C8 update: EPA may set limit for PFOA and PFOS

Source: The Charleston Gazette | September 23rd, 2009 | By Ken Ward Jr.
Industry type: Perfluorinated chemicals

This morning, the U.S. Environmental Protection Agency announced a move that could be another step in the long process of regulating water pollution related to C8 and other perfluorinated chemicals.

EPA released the final version of “Contaminant Candidate List 3,” or a collection of chemicals that aren’t currently regulated, but are believed to be in our drinking water and might need limits set under the Safe Drinking Water Act.

This list itself is here, and there’s tons more information about the selection process here.

For folks who are concerned about PFCs, there’s big news here … The draft CCL3, released in February for public comment, included perfluorooctanoic acid, also known as PFOA or C8. But, that draft list did not include perfluorooctanyl sulfate, or PFOS.

The final list, though, includes both PFOA and PFOS.

Under the law, EPA is required to make regulatory determinations — decide whether limits are needed — for at least five of the chemicals on this list over the next five years.

Here’s a quick reminder of the difference between PFOA and PFOS, provided by the Environmental Working Group’s PFC Dictionary:

• PFOA: Perfluorooctanoic acid. Breakdown product of fluorotelomers and backbone of many DuPont products. Also used as a surfactant to produce PTFE, the Teflon in pans. Sometimes called C8.

PFOS: Perfluorooctanyl sulfate. Breakdown product of fluorotelomers that are based on 3M chemistry.

In a Federal Register notice, EPA said it did not include PFOS in the draft list in large part because of the industry’s “voluntary phase-out” program. But, EPA said, agency officials have “evaluated new information” that indicates a potential for PFOS to occur in public drinking water supplies. Based on this, and on “existing data on environmental persistence, and toxicity in animal studies” EPA concluded that PFOS “may require regulation.

EPA also said:

A number of important studies are underway, and the agency continues to participate in research regarding the toxicity of related perfluorochemicals, as well as research to help identify routes of human exposure. EPA is evaluating additional research and has not made any definitive conclusions on the risk assessment at this time.

EPA published a draft risk assessment on PFOA in 2006, but has never finalized the document. In the final days of the Bush administration, EPA also published new health advisories for drinking water contaminated with these chemicals, but those advisories do not consider the long-term threat of drinking C8-polluted water.

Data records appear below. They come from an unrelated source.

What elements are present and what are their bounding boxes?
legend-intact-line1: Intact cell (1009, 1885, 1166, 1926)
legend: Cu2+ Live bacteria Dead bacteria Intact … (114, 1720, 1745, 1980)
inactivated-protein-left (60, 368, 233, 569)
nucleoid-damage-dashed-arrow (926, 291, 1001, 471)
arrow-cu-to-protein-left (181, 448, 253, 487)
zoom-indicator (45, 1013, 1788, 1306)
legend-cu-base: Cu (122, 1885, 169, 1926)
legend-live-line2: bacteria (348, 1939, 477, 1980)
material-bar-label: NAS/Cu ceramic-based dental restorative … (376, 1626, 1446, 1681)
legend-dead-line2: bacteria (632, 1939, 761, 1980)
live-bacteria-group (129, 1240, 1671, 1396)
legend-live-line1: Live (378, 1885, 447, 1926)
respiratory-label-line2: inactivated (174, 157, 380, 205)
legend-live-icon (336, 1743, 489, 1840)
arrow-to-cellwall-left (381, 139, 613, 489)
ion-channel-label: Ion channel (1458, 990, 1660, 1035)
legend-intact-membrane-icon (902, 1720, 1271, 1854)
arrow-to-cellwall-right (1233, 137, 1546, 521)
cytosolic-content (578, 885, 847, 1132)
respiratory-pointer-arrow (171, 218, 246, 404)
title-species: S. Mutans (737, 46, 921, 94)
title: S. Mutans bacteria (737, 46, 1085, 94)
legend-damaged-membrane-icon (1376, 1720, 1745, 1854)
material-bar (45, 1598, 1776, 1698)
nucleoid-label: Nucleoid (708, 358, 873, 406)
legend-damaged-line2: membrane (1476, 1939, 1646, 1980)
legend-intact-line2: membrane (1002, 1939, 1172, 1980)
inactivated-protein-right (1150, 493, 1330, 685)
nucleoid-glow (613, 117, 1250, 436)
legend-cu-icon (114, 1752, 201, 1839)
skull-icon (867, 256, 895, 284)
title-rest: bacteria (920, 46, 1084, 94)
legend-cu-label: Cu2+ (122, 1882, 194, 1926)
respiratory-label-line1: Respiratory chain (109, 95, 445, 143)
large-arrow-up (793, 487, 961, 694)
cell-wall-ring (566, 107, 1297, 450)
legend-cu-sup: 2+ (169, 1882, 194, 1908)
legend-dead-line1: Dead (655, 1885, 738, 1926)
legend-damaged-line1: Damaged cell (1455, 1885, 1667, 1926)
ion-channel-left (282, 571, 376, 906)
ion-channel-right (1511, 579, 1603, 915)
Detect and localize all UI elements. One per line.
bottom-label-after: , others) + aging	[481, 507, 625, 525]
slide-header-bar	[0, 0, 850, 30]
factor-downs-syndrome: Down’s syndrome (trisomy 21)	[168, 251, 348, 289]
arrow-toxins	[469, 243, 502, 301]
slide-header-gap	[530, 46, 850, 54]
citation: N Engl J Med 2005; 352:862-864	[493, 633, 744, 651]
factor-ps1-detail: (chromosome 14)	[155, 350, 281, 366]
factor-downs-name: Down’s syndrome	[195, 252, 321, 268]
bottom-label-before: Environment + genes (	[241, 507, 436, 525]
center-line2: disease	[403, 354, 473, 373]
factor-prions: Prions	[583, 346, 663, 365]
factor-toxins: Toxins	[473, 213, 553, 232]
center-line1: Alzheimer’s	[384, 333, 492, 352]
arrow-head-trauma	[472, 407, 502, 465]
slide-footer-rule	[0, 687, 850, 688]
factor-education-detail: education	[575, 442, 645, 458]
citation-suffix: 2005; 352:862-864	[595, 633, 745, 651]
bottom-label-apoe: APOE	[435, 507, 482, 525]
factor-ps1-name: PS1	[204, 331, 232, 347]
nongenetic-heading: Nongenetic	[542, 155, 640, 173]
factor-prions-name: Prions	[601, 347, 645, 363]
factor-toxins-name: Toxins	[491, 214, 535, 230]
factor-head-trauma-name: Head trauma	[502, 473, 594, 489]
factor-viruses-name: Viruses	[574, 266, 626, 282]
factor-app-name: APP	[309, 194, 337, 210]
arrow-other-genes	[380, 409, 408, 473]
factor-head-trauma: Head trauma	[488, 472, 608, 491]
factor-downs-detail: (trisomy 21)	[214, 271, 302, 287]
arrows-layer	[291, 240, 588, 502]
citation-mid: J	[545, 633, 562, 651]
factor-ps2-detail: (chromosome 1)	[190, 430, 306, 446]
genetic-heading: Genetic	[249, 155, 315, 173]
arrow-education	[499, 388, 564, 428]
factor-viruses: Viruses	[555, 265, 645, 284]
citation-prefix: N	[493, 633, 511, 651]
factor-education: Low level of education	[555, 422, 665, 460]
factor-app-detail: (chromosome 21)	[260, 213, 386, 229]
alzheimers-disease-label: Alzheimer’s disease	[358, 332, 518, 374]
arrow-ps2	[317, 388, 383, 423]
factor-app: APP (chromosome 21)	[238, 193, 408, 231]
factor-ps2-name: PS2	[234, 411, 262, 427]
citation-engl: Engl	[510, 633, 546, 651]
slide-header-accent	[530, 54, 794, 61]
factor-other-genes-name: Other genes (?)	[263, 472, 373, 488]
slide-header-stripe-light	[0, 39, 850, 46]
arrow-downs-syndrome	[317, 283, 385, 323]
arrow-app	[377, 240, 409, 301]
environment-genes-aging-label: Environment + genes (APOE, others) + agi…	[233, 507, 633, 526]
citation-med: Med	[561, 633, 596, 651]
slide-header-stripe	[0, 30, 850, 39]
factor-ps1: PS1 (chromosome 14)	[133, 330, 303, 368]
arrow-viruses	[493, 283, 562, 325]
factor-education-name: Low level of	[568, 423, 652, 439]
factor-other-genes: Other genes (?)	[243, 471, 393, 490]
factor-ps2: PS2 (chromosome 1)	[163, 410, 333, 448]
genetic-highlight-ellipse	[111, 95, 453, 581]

Also, EPA noted that some public commenters urged the agency to include other perfluorinated chemicals for potential regulation. EPA responded:

the Agency had only limited data on the potential occurrence of these compounds and potential adverse health effects … The agency will continue to evaluate perfluorinated compounds to ascertain whether they possess similar toxicological properties and if they are anticipated or known to occur in public water systems.

However, EPA also noted that the agency’s own Science Advisory Board commented that:

… perfluorochemicals may be a class of contaminants that the agency should consider as a group based on their similar structures and chemical makeup.